The ml_ops.sh script

ml_ops.sh is a helper script for invoking the suspicious connects analysis in the common case of its use in Spot.

It loads environment variables from /etc/spot.conf, parses some arguments from the CLI, invokes the Suspicious Connects analysis from the spot-ml jar stored in target/scala-2.10/spot-ml-assembly-1.1.jar.

Usage

The ml_ops script is meant to be used as part of a full spot deployment. Data is expected to reside in the locations used by Spot ingest and in a schema extending the schema used by the suspicious connects analyses.

To run a suspicious connects analysis, execute the ml_ops.sh from the directory where the spot-ml jar is stored in the relative path target/scala-2.10/spot-ml-assembly-1.1.jar

./ml_ops.sh YYYMMDD <type> <suspicion threshold> <max results>

YYYYMMDD The date of the collected data that has been ingested and stored into the Spot's data repository. Eg., 20170129
type is one is of flow, proxy or dns.
suspicion threshold is an optional floating-point value in the range [0,1]. All records that receive a score strictly greater than the threshold are not reported. It defaults to 1 (no filter).
max results is an optional integer value greater than or equal to 0. If provided, results are ordered by score from least to greatest and the max results smallest are returned in an ascending list. If not provided, all results with a score below the given threshold are returned in an ascending list.

Example Usage

./ml_ops.sh 19731231 flow 1e-20 200

If the max results returned argument is not provided, all results with scores below the threshold will be returned, for example:

./ml_ops.sh 20150101 dns 1e-4

As the maximum probability of an event is 1, a threshold of 1 can be used to select a fixed number of most suspicious items regardless of their exact scores:

./ml_ops.sh 20150101 proxy 1 2000

ml_ops.sh output

Final results are stored in the following file on HDFS Depending on which data source is analyzed, spot-ml output will be found under the HPATH at one of

 $HPATH/dns/scored_results/YYYYMMDD/scores/dns_results.csv
 $HPATH/proxy/scored_results/YYYYMMDD/scores/results.csv
 $HPATH/flow/scored_results/YYYYMMDD/scores/flow_results.csv

It is a csv file in which network events annotated with estimated probabilities and sorted in ascending order.

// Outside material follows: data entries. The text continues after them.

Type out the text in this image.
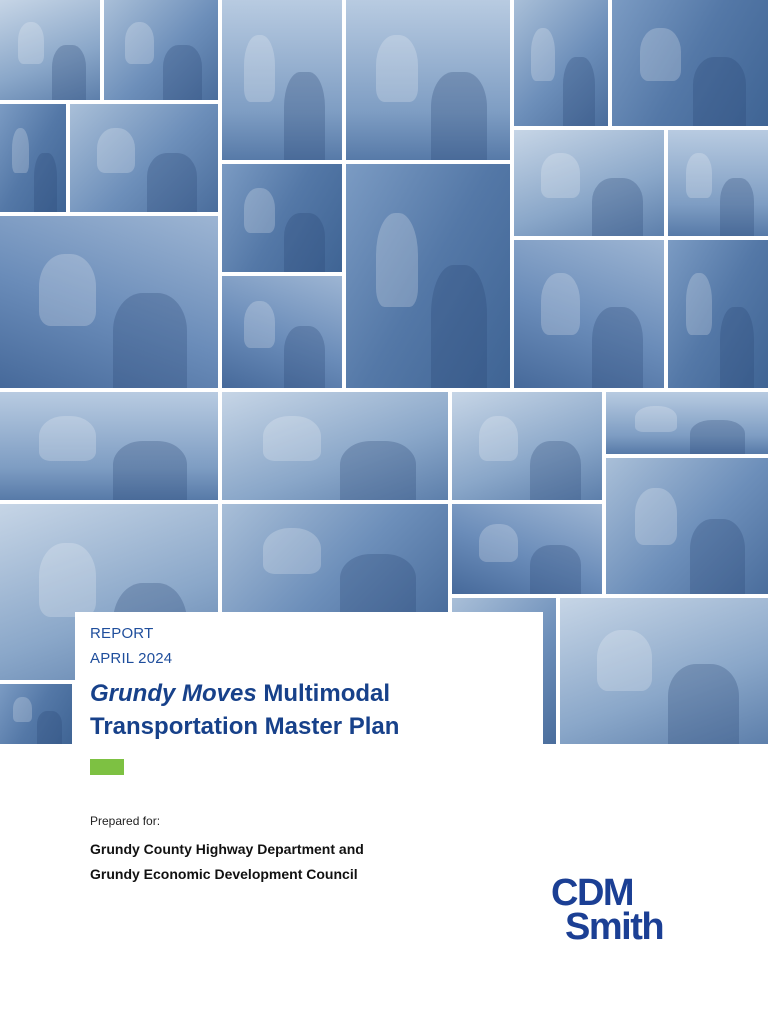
REPORT
APRIL 2024
Grundy Moves Multimodal Transportation Master Plan
Prepared for:
Grundy County Highway Department and
Grundy Economic Development Council	CDM
Smith
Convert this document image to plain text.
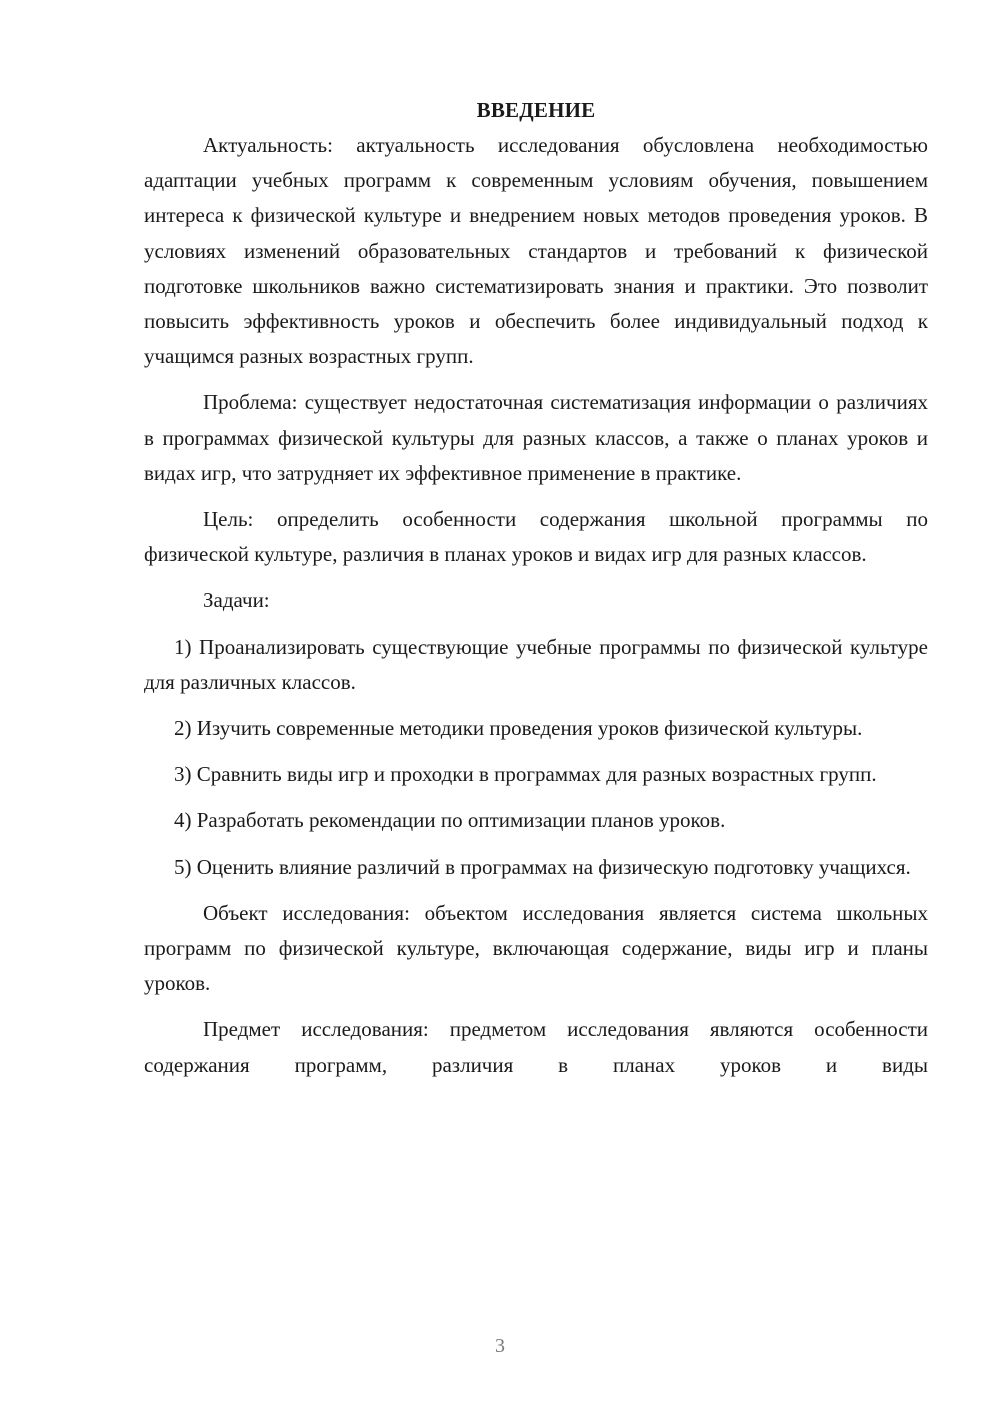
ВВЕДЕНИЕ

Актуальность: актуальность исследования обусловлена необходимостью адаптации учебных программ к современным условиям обучения, повышением интереса к физической культуре и внедрением новых методов проведения уроков. В условиях изменений образовательных стандартов и требований к физической подготовке школьников важно систематизировать знания и практики. Это позволит повысить эффективность уроков и обеспечить более индивидуальный подход к учащимся разных возрастных групп.

Проблема: существует недостаточная систематизация информации о различиях в программах физической культуры для разных классов, а также о планах уроков и видах игр, что затрудняет их эффективное применение в практике.

Цель: определить особенности содержания школьной программы по физической культуре, различия в планах уроков и видах игр для разных классов.

Задачи:

1) Проанализировать существующие учебные программы по физической культуре для различных классов.

2) Изучить современные методики проведения уроков физической культуры.

3) Сравнить виды игр и проходки в программах для разных возрастных групп.

4) Разработать рекомендации по оптимизации планов уроков.

5) Оценить влияние различий в программах на физическую подготовку учащихся.

Объект исследования: объектом исследования является система школьных программ по физической культуре, включающая содержание, виды игр и планы уроков.

Предмет исследования: предметом исследования являются особенности содержания программ, различия в планах уроков и виды

3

Parameters taken from the /etc/spot.conf file

The ml_ops.sh script takes its values for the following parameters from the /etc/spot.conf file:

All spark settings Among them driver memory, number of executors, spark.driever.MaxResultSize, etc.
Paths to storage locations for Spot ingested data
USER_DOMAIN The domain name for the network being analyzed. Used to denote “internal” URLs during proxy and dns analyses.
TOPIC_COUNT Number of topics used for the topic modelling at the heart of the Suspicious Connects anomaly detection. Roughly, the analysis attempts to generate TOPIC_COUNT many profiles of common traffic in the cluster.
DUPFACTOR Used to downgrade the threat level of records similar to those marked as non-threatening by the feedback function of Spot UI. DUPFACTOR inflate the frequency of such records to make them appear less anomalous. A DUPFACTOR of 1 has no effect, and a DUPFACTOR of 1000 increases the frequency of the connection's pattern by a factor of 1000, increasing its estimated probability accordingly.
TOL The default value for the suspicion threshold described above. In particular: If no third argument is provided to ml_ops.sh, the suspicion threshold is filled in with the TOL value from /etc/spot.conf. If a third argument is provided to ml_ops.sh, that is the suspicion threshold used.
LDA_OPTIMIZER The LDA implementation to use. Set equal to “em” to execute LDA using EMLDAOptimizer or “online” to use OnlineLDAOptimizer. See LDA Spark documentation for more information.
LDA_ALPHA Document concentration. See LDA Spark documentation for more information.
LDA_BETA Topic concentration. See LDA Spark documentation for more information.